State-sponsored Iranian hacking group Charming Kitten has been using a new tool to download email messages from targeted Gmail, Yahoo, and Microsoft Outlook accounts.
The name of the utility is Hyperscraper and like many of the threat actor’s tools and operations, it is far from sophisticated.
But its lack of technical complexity is balanced by effectiveness, allowing the hackers to steal a victim’s inbox without leaving many hints of the intrusion.
Simple yet efficient email scraper
In a technical report today, researchers from Google’s Threat Analysis Group (TAG) share details about Hyperscraper’s functionality and say that it is under active development.
Google TAG attributes the tool to Charming Kitten, an Iranian-backed group that is also known as APT35 and Phosphorus, and says that the earliest sample they found dates from 2020.
The researchers found Hyperscraper in December 2021 and analyzed it using a test Gmail account. It is not a hacking tool but an instrument that helps the attacker steal email data and store it on their machine after logging into the victim’s email account.
Getting the credentials (username and password, authentication cookies) for the target inbox is done in a previous step of the attack, typically by stealing them.
Hyperscraper has an embedded browser and spoofs the user agent to mimic an outdated web browser, which provides a basic HTML view of the Gmail account’s content.

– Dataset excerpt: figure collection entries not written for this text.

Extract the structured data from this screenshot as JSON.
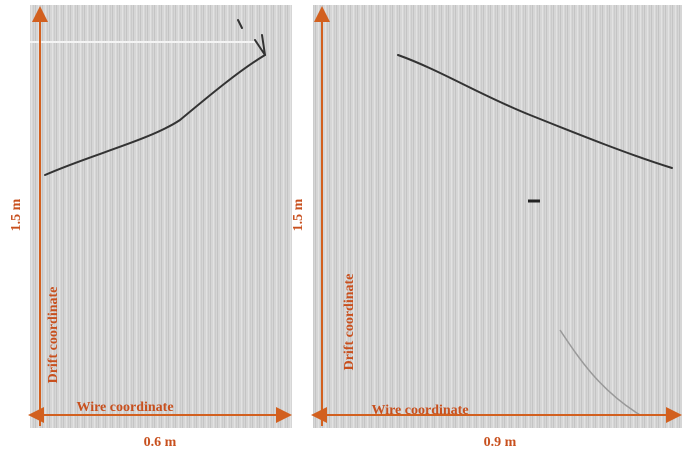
{
  "panels": [
    {
      "height_label": "1.5 m",
      "y_axis_label": "Drift coordinate",
      "x_axis_label": "Wire coordinate",
      "width_label": "0.6 m"
    },
    {
      "height_label": "1.5 m",
      "y_axis_label": "Drift coordinate",
      "x_axis_label": "Wire coordinate",
      "width_label": "0.9 m"
    }
  ]
}
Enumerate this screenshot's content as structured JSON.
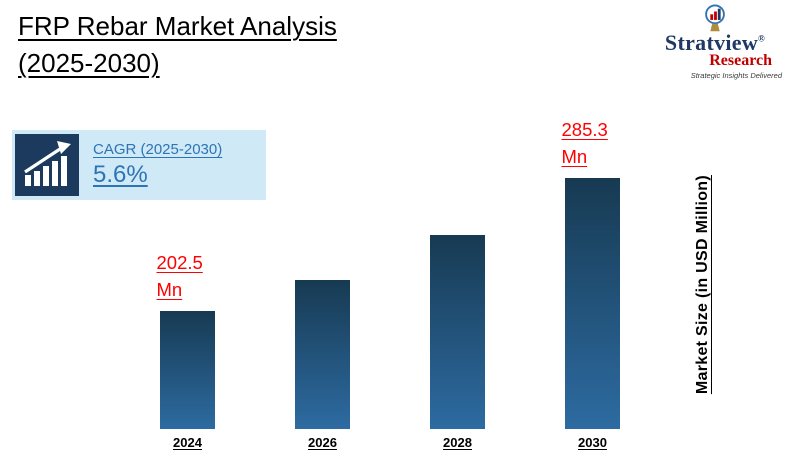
{
  "header": {
    "title_line1": "FRP Rebar Market Analysis",
    "title_line2": "(2025-2030)"
  },
  "logo": {
    "name": "Stratview",
    "reg": "®",
    "sub": "Research",
    "tagline": "Strategic Insights Delivered"
  },
  "cagr": {
    "label": "CAGR (2025-2030)",
    "value": "5.6%",
    "icon": "growth-chart-arrow-icon"
  },
  "axis": {
    "y_label": "Market Size (in USD Million)"
  },
  "chart_data": {
    "type": "bar",
    "title": "FRP Rebar Market Analysis (2025-2030)",
    "categories": [
      "2024",
      "2026",
      "2028",
      "2030"
    ],
    "values": [
      202.5,
      222,
      250,
      285.3
    ],
    "value_labels": [
      "202.5 Mn",
      "",
      "",
      "285.3 Mn"
    ],
    "labeled_points": {
      "2024": "202.5 Mn",
      "2030": "285.3 Mn"
    },
    "cagr": "5.6% (2025-2030)",
    "xlabel": "",
    "ylabel": "Market Size (in USD Million)",
    "unit": "USD Million",
    "legend": "none",
    "grid": "off",
    "bar_color_top": "#173a52",
    "bar_color_bottom": "#2d6ba1",
    "value_label_color": "#ff0000",
    "accent_blue": "#2e74b5",
    "callout_bg": "#cfe9f7",
    "logo_navy": "#1f3864",
    "logo_red": "#c00000"
  }
}
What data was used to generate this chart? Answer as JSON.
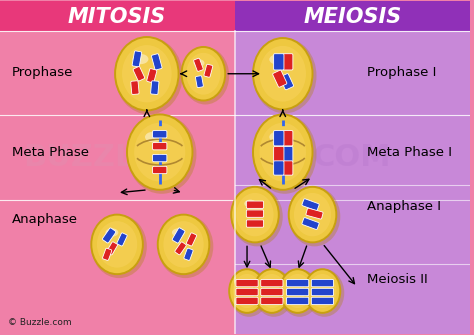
{
  "title_mitosis": "MITOSIS",
  "title_meiosis": "MEIOSIS",
  "bg_left": "#F080A8",
  "bg_right": "#C888D8",
  "header_left": "#E8387A",
  "header_right": "#9030B8",
  "header_text_color": "white",
  "cell_fill": "#F5D055",
  "cell_fill2": "#EEC840",
  "cell_edge": "#C8A010",
  "cell_shadow": "#B08010",
  "red_chr": "#DD2222",
  "blue_chr": "#2244CC",
  "label_color": "#111111",
  "wm_left": "#E090B0",
  "wm_right": "#B878CC",
  "copyright": "© Buzzle.com",
  "row_dividers": [
    305,
    220,
    135
  ],
  "row_dividers_r": [
    305,
    220,
    150,
    70
  ]
}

“Once logged in, the tool changes the account’s language settings to English and iterates through the contents of the mailbox, individually downloading messages as .eml files and marking them unread” – Google TAG
When the exfiltration completes, Hyperscraper changes the language to the original setting and deleted the security alerts from Google for a minimum footprint.
Google TAG researchers say that older variants of Charming Kitten’s utility could request data from Google Takeout, a service that allows users to export data from their Google account to back it up or to use it with a third-party service.
When running, Hyperscraper communicates with a command and control (C2) server waiting for confirmation to start the exfiltration process.
The operator can configure the tool with the necessary parameters (operation mode, path to a valid cookie file, identifier string) by using command-line arguments or through a minimal user interface.
If the path to the cookie file has not been provided over the command line, the operator can drag and drop it into a new form.
Once the cookie has been parsed successfully and added to the local cache of the web browser, Hyperscraper creates a “Download” folder where it dumps the contents of the target inbox.
The researchers note that if the cookie does not provide access to the account, the operator can log in manually.
Hypercraper automates going through all the sections of an email account, opens messages and downloads them in .EML format, and leaves them as originally found.
If a message was initially marked as unread, Charming Kitten’s tool leaves it in the same state after copying it.
Hyperscraper saves all the emails locally, on the operator’s machine, along with logs showing a count of the stolen messages and does not send to the C2 server other data than the status and system information.
At the end of the task, Hyperscraper covers its tracks by deleting any emails from Google that could alert the victim of the threat actor’s activity (security notifications, sign-in attempts, access to apps, availability of data archive).
Google has observed Hyperscraper being used on a small number of accounts, “fewer than two dozen,” all belonging to users in Iran.
Charming Kitten’s targets where Hyperscraper was used have been notified through warnings about government-backed attacks.
Users that received such a warning are encouraged to bolster their defenses against more sophisticated attackers by enrolling in Google’s Advanced Protection Program (AAP) and by activating the Enhanced Safe Browsing feature, both provided an added security layer to existing protection mechanisms.
Google TAG’s report on Hyperscraper today shares indicators of compromise such as two C2 servers and hashes for the tools binaries found.